What surprised me the most, however, was one of the final comments: “I’m just glad you were willing to talk about this. It says a lot.” (Everyone nodded in agreement.) Think about that for a minute. One of my staff members was just happy that I, a white male with a beard and mustache, acknowledged the gender issues (sexism and misogyny) and gender disparities in medicine.

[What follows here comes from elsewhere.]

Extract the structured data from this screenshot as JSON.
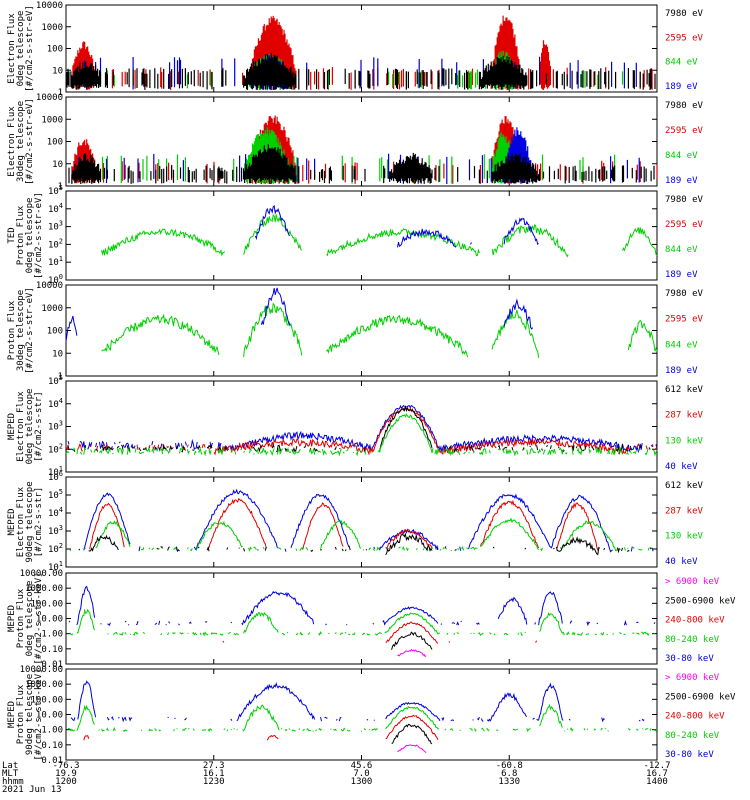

That acknowledgement, she believed, made her feel comfortable to speak to me about advancement opportunities or any other issue. For me, this comment was a “light bulb” moment and a huge win. Could simply talking about these issues open the door to other women or under-represented groups seeking leadership opportunities? Could broaching the subject matter of gender inequality promote greater inclusion in our practice? Quite possibly.
As a regional medical director for EmCare and Chief of EM at my two-ED campus, I am positioned to make real impacts on diversity and inclusion both in the people I hire and in the atmosphere of inclusion I promote. I’m proud to say that after two years as the leader of our practice, we are more diverse than ever (60 percent of our providers are female and 67 percent are non-white). Two of my medical directors are female and both advanced practice leaders are female. Furthermore, our practice truly reflects the community we serve—a community where more than 87 languages are spoken in the public school.
When I first took the leadership position at our hospital, I had one goal: Become the premier emergency medicine practice in the region, delivering the highest quality healthcare. While the idea is simple enough, executing on such a lofty goal is quite difficult. One area where I knew we needed to continue to improve was on practice diversity. Study after study indicates practice diversity not only benefits our patients, but also our employees and our business. With that in mind, I realized expanding diversity is not just a “nice-to-have;” it’s a necessity.
To ensure a healthy, happy workforce and practice, leaders must begin acknowledging the underrepresentation of women and minorities in our field. We must ensure we support an atmosphere of inclusivity and openness. So where do we being? Maybe hosting a journal club where we talk about and acknowledge the “mustache index” is a simple way to get the conversation started.
N. Adam Brown, MD, MBA, FACEP, is a board-certified practicing emergency physician and the system chief of emergency medicine at Sentara Northern Virginia and Sentara Lake Ridge emergency departments in Northern Virginia. He also serves as regional medical director for EmCare’s North Division, where he leads a team of EM providers, six medical directors, and an administrative support staff for hospitals in New Jersey, Virginia and North Carolina.